The essentially practical quality of Gellibrand’s work, which is of very slight mathematical interest, may also be judged from four works: his “Treatise of Building of Ships,” a manuscript mentioned by Anthony a Wood as belonging to Edward, Lord Conway; his textbook An Institution Trigonometrical ; a longer Latin work translated by John Newton, An Institution Trigonometrical… With the Application … to Questions of Astronomy and Navigation (1652); and An Epitome of Navigation … (1674). This last and posthumous book (written after 1631 and before 1634) contains a number of logarithmic tables, including trigonometrical ones, and has an appendix on the use of the cross-staff, quadrant, and nocturnal in navigation. That it was found valuable is suggested by the appearance of later editions, in 1698 (by Euclid Speidell), 1706 and subsequently (by J. Atkinson), and 1759 (by William Mountaine under the title A Short and Methodical Way to Become a Complete, Navigator ).
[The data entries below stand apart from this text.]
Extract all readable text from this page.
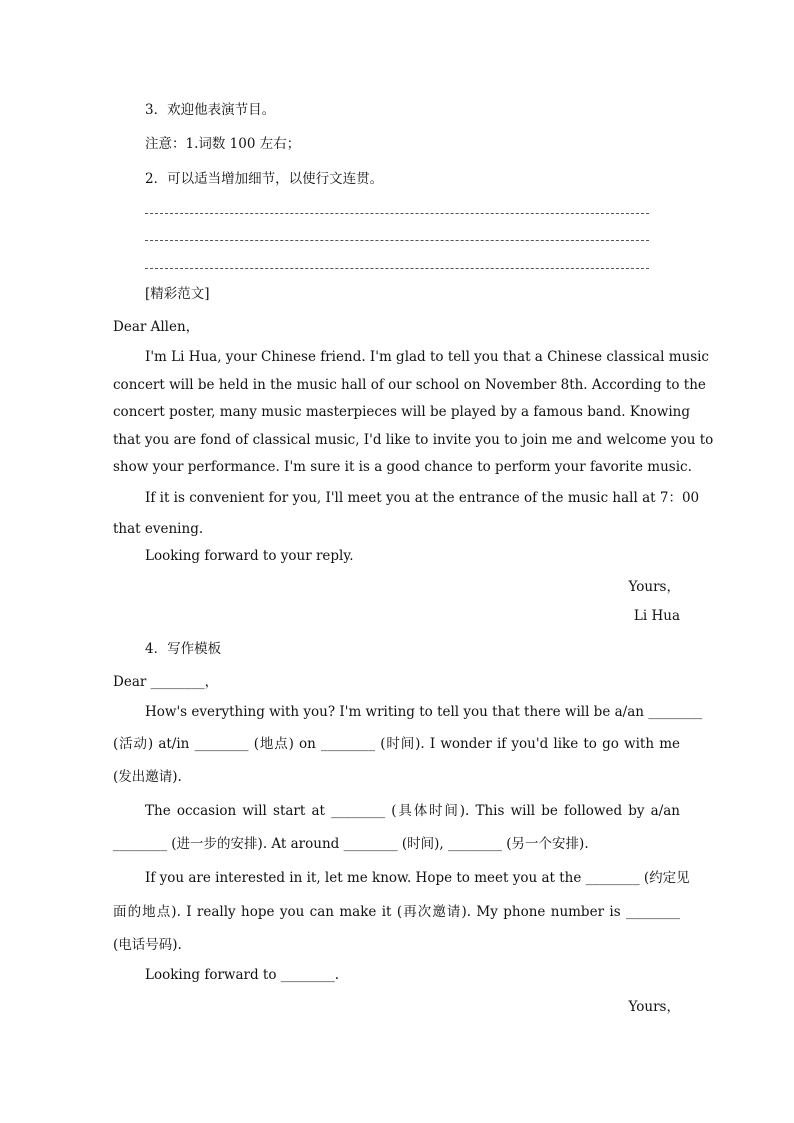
3．欢迎他表演节目。
注意：1.词数 100 左右；
2．可以适当增加细节，以使行文连贯。
[精彩范文]
Dear Allen，
I'm Li Hua, your Chinese friend. I'm glad to tell you that a Chinese classical music
concert will be held in the music hall of our school on November 8th. According to the
concert poster, many music masterpieces will be played by a famous band. Knowing
that you are fond of classical music, I'd like to invite you to join me and welcome you to
show your performance. I'm sure it is a good chance to perform your favorite music.
If it is convenient for you, I'll meet you at the entrance of the music hall at 7：00
that evening.
Looking forward to your reply.
Yours，
Li Hua
4．写作模板
Dear ________，
How's everything with you? I'm writing to tell you that there will be a/an ________
(活动) at/in ________ (地点) on ________ (时间). I wonder if you'd like to go with me
(发出邀请).
The occasion will start at ________ (具体时间). This will be followed by a/an
________ (进一步的安排). At around ________ (时间), ________ (另一个安排).
If you are interested in it, let me know. Hope to meet you at the ________ (约定见
面的地点). I really hope you can make it (再次邀请). My phone number is ________
(电话号码).
Looking forward to ________.
Yours，
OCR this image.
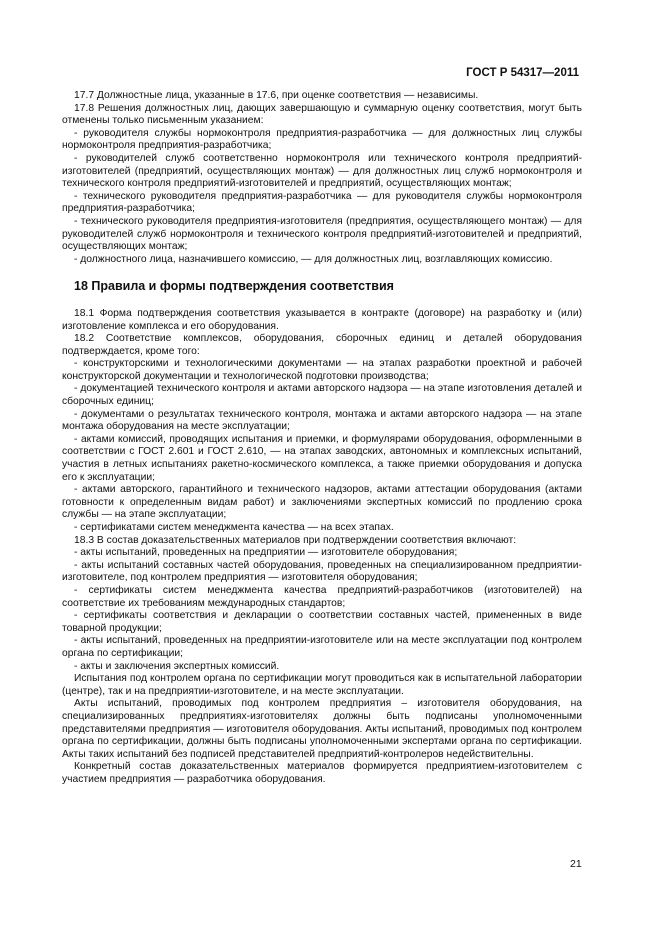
ГОСТ Р 54317—2011

17.7 Должностные лица, указанные в 17.6, при оценке соответствия — независимы.

17.8 Решения должностных лиц, дающих завершающую и суммарную оценку соответствия, могут быть отменены только письменным указанием:

- руководителя службы нормоконтроля предприятия-разработчика — для должностных лиц службы нормоконтроля предприятия-разработчика;

- руководителей служб соответственно нормоконтроля или технического контроля предприятий-изготовителей (предприятий, осуществляющих монтаж) — для должностных лиц служб нормоконтроля и технического контроля предприятий-изготовителей и предприятий, осуществляющих монтаж;

- технического руководителя предприятия-разработчика — для руководителя службы нормоконтроля предприятия-разработчика;

- технического руководителя предприятия-изготовителя (предприятия, осуществляющего монтаж) — для руководителей служб нормоконтроля и технического контроля предприятий-изготовителей и предприятий, осуществляющих монтаж;

- должностного лица, назначившего комиссию, — для должностных лиц, возглавляющих комиссию.

18 Правила и формы подтверждения соответствия

18.1 Форма подтверждения соответствия указывается в контракте (договоре) на разработку и (или) изготовление комплекса и его оборудования.

18.2 Соответствие комплексов, оборудования, сборочных единиц и деталей оборудования подтверждается, кроме того:

- конструкторскими и технологическими документами — на этапах разработки проектной и рабочей конструкторской документации и технологической подготовки производства;

- документацией технического контроля и актами авторского надзора — на этапе изготовления деталей и сборочных единиц;

- документами о результатах технического контроля, монтажа и актами авторского надзора — на этапе монтажа оборудования на месте эксплуатации;

- актами комиссий, проводящих испытания и приемки, и формулярами оборудования, оформленными в соответствии с ГОСТ 2.601 и ГОСТ 2.610, — на этапах заводских, автономных и комплексных испытаний, участия в летных испытаниях ракетно-космического комплекса, а также приемки оборудования и допуска его к эксплуатации;

- актами авторского, гарантийного и технического надзоров, актами аттестации оборудования (актами готовности к определенным видам работ) и заключениями экспертных комиссий по продлению срока службы — на этапе эксплуатации;

- сертификатами систем менеджмента качества — на всех этапах.

18.3 В состав доказательственных материалов при подтверждении соответствия включают:

- акты испытаний, проведенных на предприятии — изготовителе оборудования;

- акты испытаний составных частей оборудования, проведенных на специализированном предприятии-изготовителе, под контролем предприятия — изготовителя оборудования;

- сертификаты систем менеджмента качества предприятий-разработчиков (изготовителей) на соответствие их требованиям международных стандартов;

- сертификаты соответствия и декларации о соответствии составных частей, примененных в виде товарной продукции;

- акты испытаний, проведенных на предприятии-изготовителе или на месте эксплуатации под контролем органа по сертификации;

- акты и заключения экспертных комиссий.

Испытания под контролем органа по сертификации могут проводиться как в испытательной лаборатории (центре), так и на предприятии-изготовителе, и на месте эксплуатации.

Акты испытаний, проводимых под контролем предприятия – изготовителя оборудования, на специализированных предприятиях-изготовителях должны быть подписаны уполномоченными представителями предприятия — изготовителя оборудования. Акты испытаний, проводимых под контролем органа по сертификации, должны быть подписаны уполномоченными экспертами органа по сертификации. Акты таких испытаний без подписей представителей предприятий-контролеров недействительны.

Конкретный состав доказательственных материалов формируется предприятием-изготовителем с участием предприятия — разработчика оборудования.

21
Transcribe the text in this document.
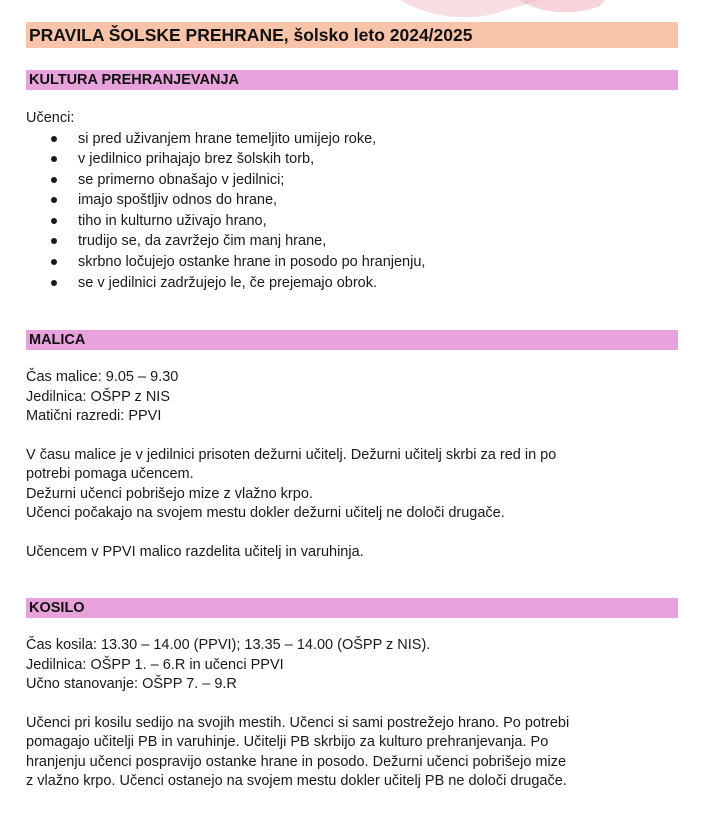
PRAVILA ŠOLSKE PREHRANE, šolsko leto 2024/2025
KULTURA PREHRANJEVANJA

Učenci:

si pred uživanjem hrane temeljito umijejo roke,
v jedilnico prihajajo brez šolskih torb,
se primerno obnašajo v jedilnici;
imajo spoštljiv odnos do hrane,
tiho in kulturno uživajo hrano,
trudijo se, da zavržejo čim manj hrane,
skrbno ločujejo ostanke hrane in posodo po hranjenju,
se v jedilnici zadržujejo le, če prejemajo obrok.
MALICA

Čas malice: 9.05 – 9.30

Jedilnica: OŠPP z NIS

Matični razredi: PPVI

V času malice je v jedilnici prisoten dežurni učitelj. Dežurni učitelj skrbi za red in po

potrebi pomaga učencem.

Dežurni učenci pobrišejo mize z vlažno krpo.

Učenci počakajo na svojem mestu dokler dežurni učitelj ne določi drugače.

Učencem v PPVI malico razdelita učitelj in varuhinja.

KOSILO

Čas kosila: 13.30 – 14.00 (PPVI); 13.35 – 14.00 (OŠPP z NIS).

Jedilnica: OŠPP 1. – 6.R in učenci PPVI

Učno stanovanje: OŠPP 7. – 9.R

Učenci pri kosilu sedijo na svojih mestih. Učenci si sami postrežejo hrano. Po potrebi

pomagajo učitelji PB in varuhinje. Učitelji PB skrbijo za kulturo prehranjevanja. Po

hranjenju učenci pospravijo ostanke hrane in posodo. Dežurni učenci pobrišejo mize

z vlažno krpo. Učenci ostanejo na svojem mestu dokler učitelj PB ne določi drugače.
Gellibrand’s work was mainly derivative, leading influences on it having been Wright’s Certaine Errors and Richard Norwood’s Trigonometriica (1631). It can be said that he was a reasonably good calculator and a competent writer of textbooks which helped to raise English standards of navigation to new heights.
BIBLIOGRAPHY
I. Original Works, Besides works mentioned in the text, Gellibrand wrote “Astronomia lunaris …,” composed between 20 December 1634 and 22 January 1635. This belonged to Sir Hans Sloane but is not indexed in the catalog of the Sloane Collection in the British Museum. He also added a preface to and published Sciographia, or the Art of Shadows (London, 1635), written by J(ohn) W(ells), a Roman Catholic of Hampshire. A Latin oration, “In laudem Gassendi astronomiae,” delivered in Christ Church Hall, Oxford, is now Brit. Mus. Add. MS 6193, f. 96.
II. Secondary Literature. The two main sources for Gellibrand’s life are Anthony á Wood. Athenae Oxonienses, rev. and enl. ed. (Oxford, 1721); and John Ward, The Lives of the Professors of Gresham College (London, 1740), pp. 81–85, 336. Gellibrand’s work on navigation has received little attention from historians, but for some discussion of navigation in his time see D. W. Waters, The Art of Navigation in England in Elizabethan and Early Stuart Times (London, 1958), passim; and E.G.R. Taylor, The Mathematical Practitioners of Tudor and Stuart England (Cambridge, 1954), pp. 138, 164, 165, 175.